[Raku LibXML Project] / [LibXSLT Module] / Security

NAME

LibXSLT::Security

DESCRIPTION

Provides an interface to the libxslt security framework by allowing callbacks to be defined that can restrict access to various resources (files or URLs) during a transformation.

The libxslt security framework allows callbacks to be defined for certain actions that a stylesheet may attempt during a transformation. It may be desirable to restrict some of these actions (for example, writing a new file using exsl:document). The actions that may be restricted are:

• read-file

  Called when the stylesheet attempts to open a local file (ie: when using the document() function).

• write-file

  Called when an attempt is made to write a local file (ie: when using the exsl:document element).

• create-dir

  Called when a directory needs to be created in order to write a file.

  NOTE: By default, create_dir is not allowed. To enable it a callback must be registered.

• read-net

  Called when the stylesheet attempts to read from the network.

• write-net

  Called when the stylesheet attempts to write to the network.

Using LibXSLT::Security

The interface for this module is similar to LibXML::InputCallback. After creating a new instance you may register callbacks for each of the security options listed above. Then you apply the security preferences to the LibXSLT or LibXSLT::Stylesheet object using security_callbacks().

my LibXSLT::Security $security .= new();
$security.register-callback( read-file  => &read-cb );
$security.register-callback( write-file => &write-cb );
$security.register-callback( create-dir => &create-cb );
$security.register-callback( read-net   => &read-net-cb );
$security.register-callback( write-net  => &write-net-cb );

$xslt.security-callbacks( $security );
 -OR-
$stylesheet.security-callbacks( $security );

The registered callback functions are called when access to a resource is requested. If the access should be allowed the callback should return True, if not it should return False. The callback functions should accept the following arguments:

• LibXSLT::TransformContext $tctxt

  This is the transform context. You can use this to get the current LibXSLT::Stylesheet object by calling stylesheet().
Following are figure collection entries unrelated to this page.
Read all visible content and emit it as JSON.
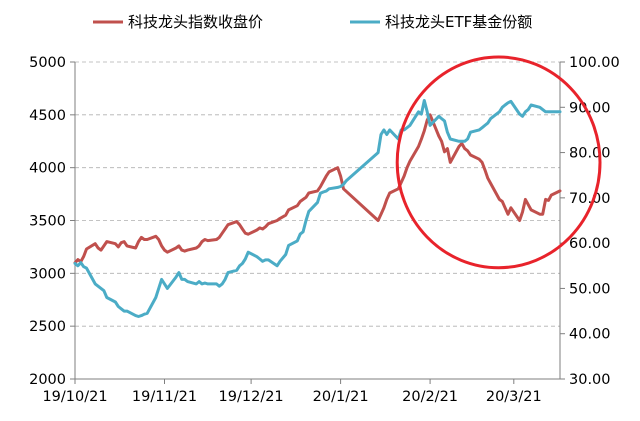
{
  "chart_data": {
    "type": "line",
    "dual_axis": true,
    "legend": {
      "placement": "top",
      "entries": [
        {
          "name": "科技龙头指数收盘价",
          "color": "#c0504d"
        },
        {
          "name": "科技龙头ETF基金份额",
          "color": "#4bacc6"
        }
      ]
    },
    "x_ticks": [
      "19/10/21",
      "19/11/21",
      "19/12/21",
      "20/1/21",
      "20/2/21",
      "20/3/21"
    ],
    "x_range": [
      "2019-10-21",
      "2020-04-06"
    ],
    "y_left": {
      "ylim": [
        2000,
        5000
      ],
      "ticks": [
        "2000",
        "2500",
        "3000",
        "3500",
        "4000",
        "4500",
        "5000"
      ]
    },
    "y_right": {
      "ylim": [
        30,
        100
      ],
      "ticks": [
        "30.00",
        "40.00",
        "50.00",
        "60.00",
        "70.00",
        "80.00",
        "90.00",
        "100.00"
      ]
    },
    "grid": {
      "horizontal": true,
      "style": "dashed"
    },
    "annotation": {
      "shape": "ellipse",
      "color": "#e8232b",
      "region_x": [
        "2020-02-20",
        "2020-04-06"
      ],
      "region_y_right": [
        57,
        100
      ]
    },
    "series": [
      {
        "name": "科技龙头指数收盘价",
        "axis": "left",
        "color": "#c0504d",
        "points": [
          [
            "2019-10-21",
            3100
          ],
          [
            "2019-10-22",
            3130
          ],
          [
            "2019-10-23",
            3110
          ],
          [
            "2019-10-24",
            3160
          ],
          [
            "2019-10-25",
            3230
          ],
          [
            "2019-10-28",
            3280
          ],
          [
            "2019-10-29",
            3240
          ],
          [
            "2019-10-30",
            3220
          ],
          [
            "2019-10-31",
            3260
          ],
          [
            "2019-11-01",
            3300
          ],
          [
            "2019-11-04",
            3280
          ],
          [
            "2019-11-05",
            3250
          ],
          [
            "2019-11-06",
            3290
          ],
          [
            "2019-11-07",
            3300
          ],
          [
            "2019-11-08",
            3260
          ],
          [
            "2019-11-11",
            3240
          ],
          [
            "2019-11-12",
            3300
          ],
          [
            "2019-11-13",
            3340
          ],
          [
            "2019-11-14",
            3320
          ],
          [
            "2019-11-15",
            3320
          ],
          [
            "2019-11-18",
            3350
          ],
          [
            "2019-11-19",
            3320
          ],
          [
            "2019-11-20",
            3260
          ],
          [
            "2019-11-21",
            3220
          ],
          [
            "2019-11-22",
            3200
          ],
          [
            "2019-11-25",
            3240
          ],
          [
            "2019-11-26",
            3260
          ],
          [
            "2019-11-27",
            3220
          ],
          [
            "2019-11-28",
            3210
          ],
          [
            "2019-11-29",
            3220
          ],
          [
            "2019-12-02",
            3240
          ],
          [
            "2019-12-03",
            3260
          ],
          [
            "2019-12-04",
            3300
          ],
          [
            "2019-12-05",
            3320
          ],
          [
            "2019-12-06",
            3310
          ],
          [
            "2019-12-09",
            3320
          ],
          [
            "2019-12-10",
            3340
          ],
          [
            "2019-12-11",
            3380
          ],
          [
            "2019-12-12",
            3420
          ],
          [
            "2019-12-13",
            3460
          ],
          [
            "2019-12-16",
            3490
          ],
          [
            "2019-12-17",
            3460
          ],
          [
            "2019-12-18",
            3420
          ],
          [
            "2019-12-19",
            3380
          ],
          [
            "2019-12-20",
            3370
          ],
          [
            "2019-12-23",
            3410
          ],
          [
            "2019-12-24",
            3430
          ],
          [
            "2019-12-25",
            3420
          ],
          [
            "2019-12-26",
            3440
          ],
          [
            "2019-12-27",
            3470
          ],
          [
            "2019-12-30",
            3500
          ],
          [
            "2019-12-31",
            3520
          ],
          [
            "2020-01-02",
            3550
          ],
          [
            "2020-01-03",
            3600
          ],
          [
            "2020-01-06",
            3640
          ],
          [
            "2020-01-07",
            3680
          ],
          [
            "2020-01-08",
            3700
          ],
          [
            "2020-01-09",
            3720
          ],
          [
            "2020-01-10",
            3760
          ],
          [
            "2020-01-13",
            3780
          ],
          [
            "2020-01-14",
            3820
          ],
          [
            "2020-01-15",
            3870
          ],
          [
            "2020-01-16",
            3920
          ],
          [
            "2020-01-17",
            3960
          ],
          [
            "2020-01-20",
            4000
          ],
          [
            "2020-01-21",
            3920
          ],
          [
            "2020-01-22",
            3800
          ],
          [
            "2020-02-03",
            3500
          ],
          [
            "2020-02-04",
            3560
          ],
          [
            "2020-02-05",
            3620
          ],
          [
            "2020-02-06",
            3700
          ],
          [
            "2020-02-07",
            3760
          ],
          [
            "2020-02-10",
            3800
          ],
          [
            "2020-02-11",
            3860
          ],
          [
            "2020-02-12",
            3920
          ],
          [
            "2020-02-13",
            4000
          ],
          [
            "2020-02-14",
            4060
          ],
          [
            "2020-02-17",
            4200
          ],
          [
            "2020-02-18",
            4270
          ],
          [
            "2020-02-19",
            4350
          ],
          [
            "2020-02-20",
            4450
          ],
          [
            "2020-02-21",
            4500
          ],
          [
            "2020-02-24",
            4300
          ],
          [
            "2020-02-25",
            4250
          ],
          [
            "2020-02-26",
            4150
          ],
          [
            "2020-02-27",
            4180
          ],
          [
            "2020-02-28",
            4050
          ],
          [
            "2020-03-02",
            4200
          ],
          [
            "2020-03-03",
            4230
          ],
          [
            "2020-03-04",
            4180
          ],
          [
            "2020-03-05",
            4160
          ],
          [
            "2020-03-06",
            4120
          ],
          [
            "2020-03-09",
            4080
          ],
          [
            "2020-03-10",
            4050
          ],
          [
            "2020-03-11",
            3980
          ],
          [
            "2020-03-12",
            3900
          ],
          [
            "2020-03-13",
            3850
          ],
          [
            "2020-03-16",
            3700
          ],
          [
            "2020-03-17",
            3680
          ],
          [
            "2020-03-18",
            3620
          ],
          [
            "2020-03-19",
            3560
          ],
          [
            "2020-03-20",
            3620
          ],
          [
            "2020-03-23",
            3500
          ],
          [
            "2020-03-24",
            3580
          ],
          [
            "2020-03-25",
            3700
          ],
          [
            "2020-03-26",
            3650
          ],
          [
            "2020-03-27",
            3600
          ],
          [
            "2020-03-30",
            3560
          ],
          [
            "2020-03-31",
            3560
          ],
          [
            "2020-04-01",
            3700
          ],
          [
            "2020-04-02",
            3690
          ],
          [
            "2020-04-03",
            3740
          ],
          [
            "2020-04-06",
            3780
          ]
        ]
      },
      {
        "name": "科技龙头ETF基金份额",
        "axis": "right",
        "color": "#4bacc6",
        "points": [
          [
            "2019-10-21",
            55.5
          ],
          [
            "2019-10-22",
            55.0
          ],
          [
            "2019-10-23",
            55.7
          ],
          [
            "2019-10-24",
            54.8
          ],
          [
            "2019-10-25",
            54.5
          ],
          [
            "2019-10-28",
            51.0
          ],
          [
            "2019-10-29",
            50.5
          ],
          [
            "2019-10-30",
            50.0
          ],
          [
            "2019-10-31",
            49.5
          ],
          [
            "2019-11-01",
            48.0
          ],
          [
            "2019-11-04",
            47.0
          ],
          [
            "2019-11-05",
            46.0
          ],
          [
            "2019-11-06",
            45.5
          ],
          [
            "2019-11-07",
            45.0
          ],
          [
            "2019-11-08",
            45.0
          ],
          [
            "2019-11-11",
            44.0
          ],
          [
            "2019-11-12",
            43.8
          ],
          [
            "2019-11-13",
            44.0
          ],
          [
            "2019-11-14",
            44.3
          ],
          [
            "2019-11-15",
            44.5
          ],
          [
            "2019-11-18",
            48.0
          ],
          [
            "2019-11-19",
            50.0
          ],
          [
            "2019-11-20",
            52.0
          ],
          [
            "2019-11-21",
            51.0
          ],
          [
            "2019-11-22",
            50.0
          ],
          [
            "2019-11-25",
            52.5
          ],
          [
            "2019-11-26",
            53.5
          ],
          [
            "2019-11-27",
            52.0
          ],
          [
            "2019-11-28",
            52.0
          ],
          [
            "2019-11-29",
            51.5
          ],
          [
            "2019-12-02",
            51.0
          ],
          [
            "2019-12-03",
            51.5
          ],
          [
            "2019-12-04",
            51.0
          ],
          [
            "2019-12-05",
            51.2
          ],
          [
            "2019-12-06",
            51.0
          ],
          [
            "2019-12-09",
            51.0
          ],
          [
            "2019-12-10",
            50.5
          ],
          [
            "2019-12-11",
            51.0
          ],
          [
            "2019-12-12",
            52.0
          ],
          [
            "2019-12-13",
            53.5
          ],
          [
            "2019-12-16",
            54.0
          ],
          [
            "2019-12-17",
            55.0
          ],
          [
            "2019-12-18",
            55.5
          ],
          [
            "2019-12-19",
            56.5
          ],
          [
            "2019-12-20",
            58.0
          ],
          [
            "2019-12-23",
            57.0
          ],
          [
            "2019-12-24",
            56.5
          ],
          [
            "2019-12-25",
            56.0
          ],
          [
            "2019-12-26",
            56.3
          ],
          [
            "2019-12-27",
            56.3
          ],
          [
            "2019-12-30",
            55.0
          ],
          [
            "2019-12-31",
            56.0
          ],
          [
            "2020-01-02",
            57.5
          ],
          [
            "2020-01-03",
            59.5
          ],
          [
            "2020-01-06",
            60.5
          ],
          [
            "2020-01-07",
            62.0
          ],
          [
            "2020-01-08",
            62.5
          ],
          [
            "2020-01-09",
            65.0
          ],
          [
            "2020-01-10",
            67.0
          ],
          [
            "2020-01-13",
            69.0
          ],
          [
            "2020-01-14",
            71.0
          ],
          [
            "2020-01-15",
            71.3
          ],
          [
            "2020-01-16",
            71.5
          ],
          [
            "2020-01-17",
            72.0
          ],
          [
            "2020-01-20",
            72.3
          ],
          [
            "2020-01-21",
            72.5
          ],
          [
            "2020-01-22",
            73.0
          ],
          [
            "2020-01-23",
            73.8
          ],
          [
            "2020-02-03",
            80.0
          ],
          [
            "2020-02-04",
            84.0
          ],
          [
            "2020-02-05",
            85.0
          ],
          [
            "2020-02-06",
            84.0
          ],
          [
            "2020-02-07",
            85.0
          ],
          [
            "2020-02-10",
            83.0
          ],
          [
            "2020-02-11",
            85.0
          ],
          [
            "2020-02-12",
            85.0
          ],
          [
            "2020-02-13",
            85.5
          ],
          [
            "2020-02-14",
            86.0
          ],
          [
            "2020-02-17",
            89.0
          ],
          [
            "2020-02-18",
            88.5
          ],
          [
            "2020-02-19",
            91.5
          ],
          [
            "2020-02-20",
            89.0
          ],
          [
            "2020-02-21",
            86.0
          ],
          [
            "2020-02-24",
            88.0
          ],
          [
            "2020-02-25",
            87.5
          ],
          [
            "2020-02-26",
            87.0
          ],
          [
            "2020-02-27",
            84.5
          ],
          [
            "2020-02-28",
            83.0
          ],
          [
            "2020-03-02",
            82.5
          ],
          [
            "2020-03-03",
            82.5
          ],
          [
            "2020-03-04",
            82.5
          ],
          [
            "2020-03-05",
            83.0
          ],
          [
            "2020-03-06",
            84.5
          ],
          [
            "2020-03-09",
            85.0
          ],
          [
            "2020-03-10",
            85.5
          ],
          [
            "2020-03-11",
            86.0
          ],
          [
            "2020-03-12",
            86.5
          ],
          [
            "2020-03-13",
            87.5
          ],
          [
            "2020-03-16",
            89.0
          ],
          [
            "2020-03-17",
            90.0
          ],
          [
            "2020-03-18",
            90.5
          ],
          [
            "2020-03-19",
            91.0
          ],
          [
            "2020-03-20",
            91.3
          ],
          [
            "2020-03-23",
            88.5
          ],
          [
            "2020-03-24",
            88.0
          ],
          [
            "2020-03-25",
            89.0
          ],
          [
            "2020-03-26",
            89.5
          ],
          [
            "2020-03-27",
            90.5
          ],
          [
            "2020-03-30",
            90.0
          ],
          [
            "2020-03-31",
            89.5
          ],
          [
            "2020-04-01",
            89.0
          ],
          [
            "2020-04-02",
            89.0
          ],
          [
            "2020-04-03",
            89.0
          ],
          [
            "2020-04-06",
            89.0
          ]
        ]
      }
    ]
  }
}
  my $stylesheet = $tctxt.stylesheet();
  

  The stylesheet object can then be used to share contextual information between different calls to the security callbacks.

• Str $value

  This is the name of the resource (file or URI) that has been requested.

If a particular option (except for create-dir) doesn’t have a registered callback, then the stylesheet will have full access for that action.

Interface

• new()

  Creates a new LibXSLT::Security object.

• register-callback( $option, &callback )

  Registers a callback function for the given security option (listed above).

• unregister-callback( $option )

  Removes the callback for the given option. This has the effect of allowing all access for the given option (except for create_dir).